= Absaroka sequence =

The Absaroka sequence was a cratonic sequence that extended from the end of the Mississippian through the Permian periods. There is an unconformity between the Absaroka and the lower Kaskaskia sequence. This unconformity divides the Carboniferous into the Mississippian and Pennsylvanian periods in North America.

Like the Kaskaskia sequence, Absaroka sedimentary deposits were dominated by detrital or siliclastic rocks. These are mostly sandstones, siltstones and shales. The first sediments were deposited near the continental margins, particularly near the Ouachita and Appalachian highlands. Characteristic of the strata from this time are cyclothems: alternating marine and non-marine strata indicative of changes in sea-level, probably due to cyclic glaciation in the Southern Hemisphere.

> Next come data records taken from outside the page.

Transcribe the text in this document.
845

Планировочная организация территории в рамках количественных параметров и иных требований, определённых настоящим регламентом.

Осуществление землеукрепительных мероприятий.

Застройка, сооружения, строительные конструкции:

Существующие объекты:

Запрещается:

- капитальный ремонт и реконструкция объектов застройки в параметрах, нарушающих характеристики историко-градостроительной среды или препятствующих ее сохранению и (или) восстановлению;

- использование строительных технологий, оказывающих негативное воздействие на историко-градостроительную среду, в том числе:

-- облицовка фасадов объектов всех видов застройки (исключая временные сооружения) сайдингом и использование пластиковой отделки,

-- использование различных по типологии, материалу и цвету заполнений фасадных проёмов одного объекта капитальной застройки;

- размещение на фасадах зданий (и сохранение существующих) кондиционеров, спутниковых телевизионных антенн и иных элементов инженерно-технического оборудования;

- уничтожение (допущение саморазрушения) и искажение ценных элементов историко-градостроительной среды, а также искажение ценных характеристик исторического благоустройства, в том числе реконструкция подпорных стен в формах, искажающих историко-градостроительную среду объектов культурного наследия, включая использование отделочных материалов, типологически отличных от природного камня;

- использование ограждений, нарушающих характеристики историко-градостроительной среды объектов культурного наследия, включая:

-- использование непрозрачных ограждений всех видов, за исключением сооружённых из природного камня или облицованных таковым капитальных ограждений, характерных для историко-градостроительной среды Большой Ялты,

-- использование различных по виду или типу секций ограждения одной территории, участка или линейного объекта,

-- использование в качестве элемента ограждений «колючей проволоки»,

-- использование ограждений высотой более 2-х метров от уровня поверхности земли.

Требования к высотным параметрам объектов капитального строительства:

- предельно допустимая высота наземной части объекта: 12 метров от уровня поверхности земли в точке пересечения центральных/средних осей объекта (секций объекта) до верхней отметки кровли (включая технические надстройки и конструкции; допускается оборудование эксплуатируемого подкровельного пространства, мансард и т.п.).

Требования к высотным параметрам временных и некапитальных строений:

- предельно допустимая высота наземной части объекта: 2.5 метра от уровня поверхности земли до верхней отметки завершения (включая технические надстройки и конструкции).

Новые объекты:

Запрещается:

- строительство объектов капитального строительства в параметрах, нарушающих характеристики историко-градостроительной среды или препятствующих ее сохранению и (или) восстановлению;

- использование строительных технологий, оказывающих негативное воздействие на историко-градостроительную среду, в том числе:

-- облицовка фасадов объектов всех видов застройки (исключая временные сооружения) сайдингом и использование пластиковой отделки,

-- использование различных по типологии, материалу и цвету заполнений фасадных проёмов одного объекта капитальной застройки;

In North America, the waters of the Absaroka sequence regressed (thinned) westward as the highlands to the east steadily eroded. Restricted oceanic circulation in the west led to extensive evaporite formation. By the end of the period, the regression was complete, and the marine strata were superseded by extensive red bed deposition.

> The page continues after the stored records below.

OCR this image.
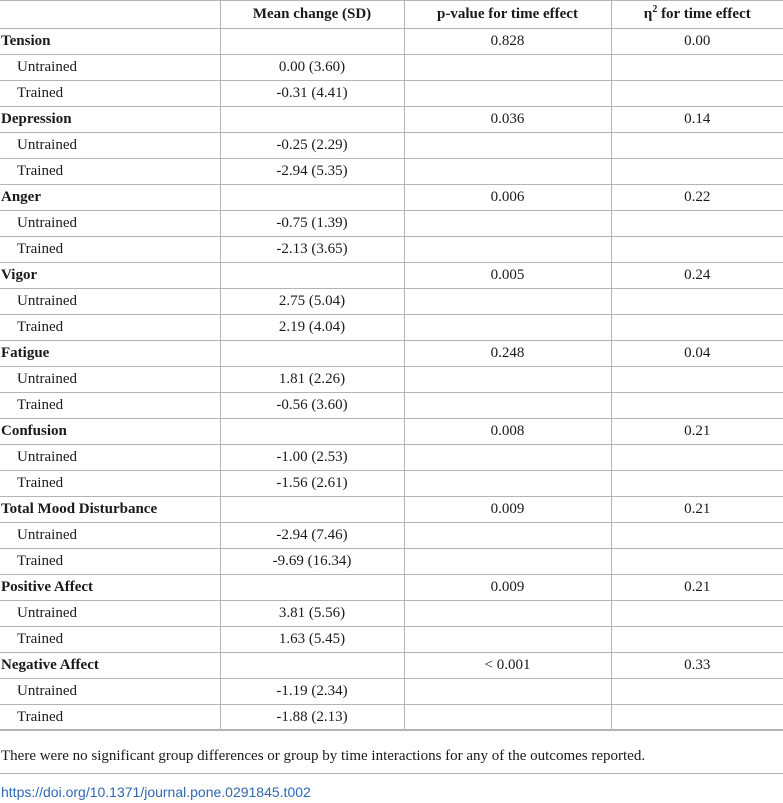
	Mean change (SD)	p-value for time effect	$\eta^2$ for time effect
Tension		0.828	0.00
Untrained	0.00 (3.60)		
Trained	-0.31 (4.41)		
Depression		0.036	0.14
Untrained	-0.25 (2.29)		
Trained	-2.94 (5.35)		
Anger		0.006	0.22
Untrained	-0.75 (1.39)		
Trained	-2.13 (3.65)		
Vigor		0.005	0.24
Untrained	2.75 (5.04)		
Trained	2.19 (4.04)		
Fatigue		0.248	0.04
Untrained	1.81 (2.26)		
Trained	-0.56 (3.60)		
Confusion		0.008	0.21
Untrained	-1.00 (2.53)		
Trained	-1.56 (2.61)		
Total Mood Disturbance		0.009	0.21
Untrained	-2.94 (7.46)		
Trained	-9.69 (16.34)		
Positive Affect		0.009	0.21
Untrained	3.81 (5.56)		
Trained	1.63 (5.45)		
Negative Affect		< 0.001	0.33
Untrained	-1.19 (2.34)		
Trained	-1.88 (2.13)		
There were no significant group differences or group by time interactions for any of the outcomes reported.
https://doi.org/10.1371/journal.pone.0291845.t002
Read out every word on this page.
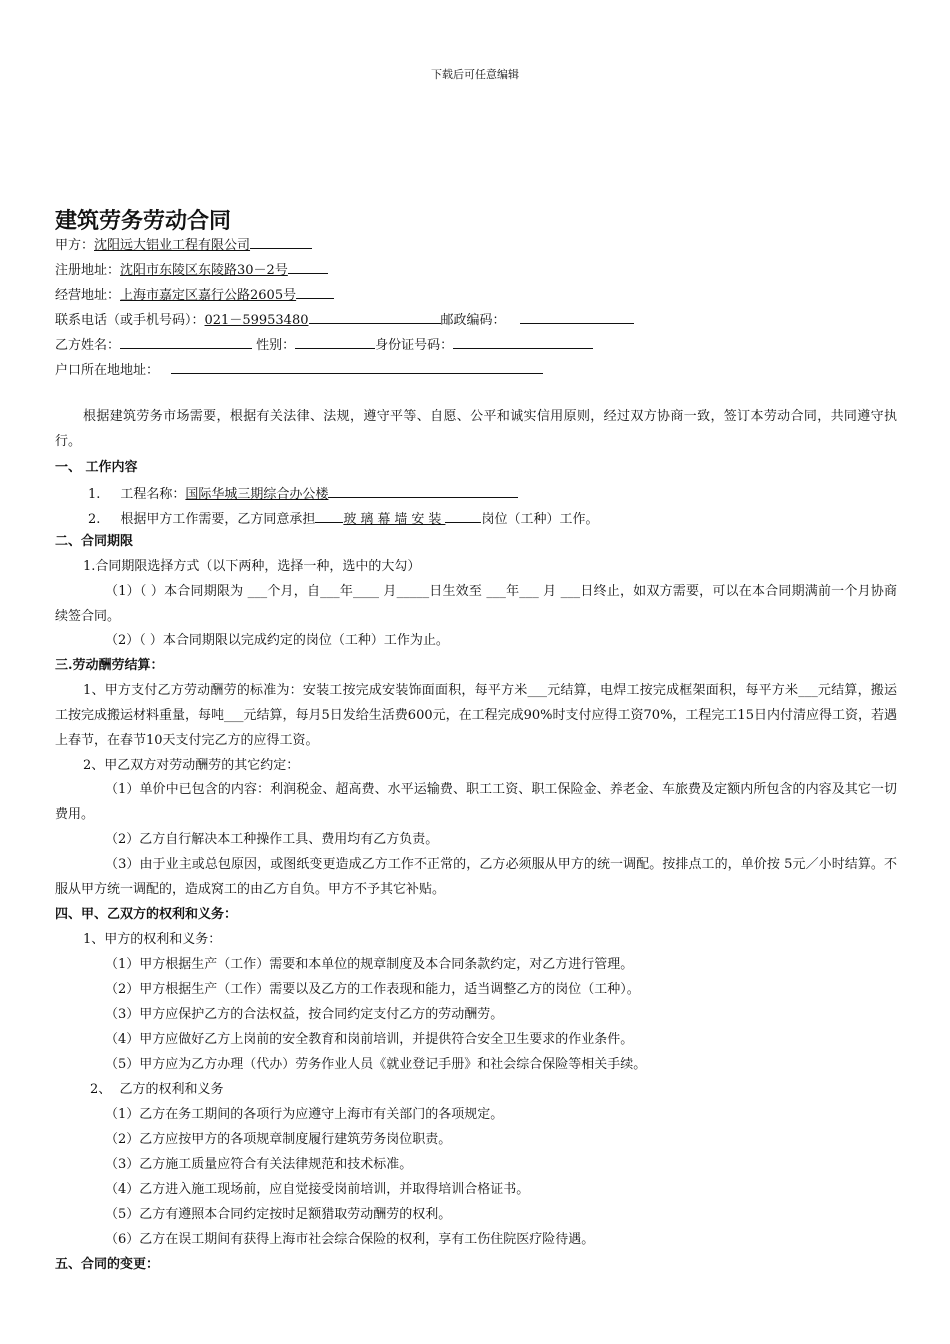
下载后可任意编辑
建筑劳务劳动合同
甲方：沈阳远大铝业工程有限公司
注册地址：沈阳市东陵区东陵路30－2号
经营地址：上海市嘉定区嘉行公路2605号
联系电话（或手机号码）：021－59953480	邮政编码：
乙方姓名：	性别：	身份证号码：
户口所在地地址：
根据建筑劳务市场需要，根据有关法律、法规，遵守平等、自愿、公平和诚实信用原则，经过双方协商一致，签订本劳动合同，共同遵守执行。
一、 工作内容
1. 工程名称：国际华城三期综合办公楼
2. 根据甲方工作需要，乙方同意承担 玻璃幕墙安装	岗位（工种）工作。
二、合同期限
1.合同期限选择方式（以下两种，选择一种，选中的大勾）
（1）（ ）本合同期限为 ___个月，自___年____ 月_____日生效至 ___年___ 月 ___日终止，如双方需要，可以在本合同期满前一个月协商续签合同。
（2）（ ）本合同期限以完成约定的岗位（工种）工作为止。
三.劳动酬劳结算：
1、甲方支付乙方劳动酬劳的标准为：安装工按完成安装饰面面积，每平方米___元结算，电焊工按完成框架面积，每平方米___元结算，搬运工按完成搬运材料重量，每吨___元结算，每月5日发给生活费600元，在工程完成90%时支付应得工资70%，工程完工15日内付清应得工资，若遇上春节，在春节10天支付完乙方的应得工资。
2、甲乙双方对劳动酬劳的其它约定：
（1）单价中已包含的内容：利润税金、超高费、水平运输费、职工工资、职工保险金、养老金、车旅费及定额内所包含的内容及其它一切费用。
（2）乙方自行解决本工种操作工具、费用均有乙方负责。
（3）由于业主或总包原因，或图纸变更造成乙方工作不正常的，乙方必须服从甲方的统一调配。按排点工的，单价按 5元／小时结算。不服从甲方统一调配的，造成窝工的由乙方自负。甲方不予其它补贴。
四、甲、乙双方的权利和义务：
1、甲方的权利和义务：
（1）甲方根据生产（工作）需要和本单位的规章制度及本合同条款约定，对乙方进行管理。
（2）甲方根据生产（工作）需要以及乙方的工作表现和能力，适当调整乙方的岗位（工种）。
（3）甲方应保护乙方的合法权益，按合同约定支付乙方的劳动酬劳。
（4）甲方应做好乙方上岗前的安全教育和岗前培训，并提供符合安全卫生要求的作业条件。
（5）甲方应为乙方办理（代办）劳务作业人员《就业登记手册》和社会综合保险等相关手续。
2、  乙方的权利和义务
（1）乙方在务工期间的各项行为应遵守上海市有关部门的各项规定。
（2）乙方应按甲方的各项规章制度履行建筑劳务岗位职责。
（3）乙方施工质量应符合有关法律规范和技术标准。
（4）乙方进入施工现场前，应自觉接受岗前培训，并取得培训合格证书。
（5）乙方有遵照本合同约定按时足额猎取劳动酬劳的权利。
（6）乙方在误工期间有获得上海市社会综合保险的权利，享有工伤住院医疗险待遇。
五、合同的变更：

==Transgressive–regressive units==
These cycles of sea level change have been divided into at least six magnitudes of order. Each order is a span of years that become smaller. The smallest unit is described as a punctuated aggradational cycle (PAC) and represents between 225,000 and 100,000 years of sediment accumulation. In the field, these units are usually one to five meters thick and contain several different rock units. These units show quick changes in sea level that were controlled by climate change due to glaciers.

The fifth order is often called a cyclothem and may contain several PAC sequences and generally represent about 500,000 years. Again, glaciation seems to be the cause of the cyclic nature of the strata.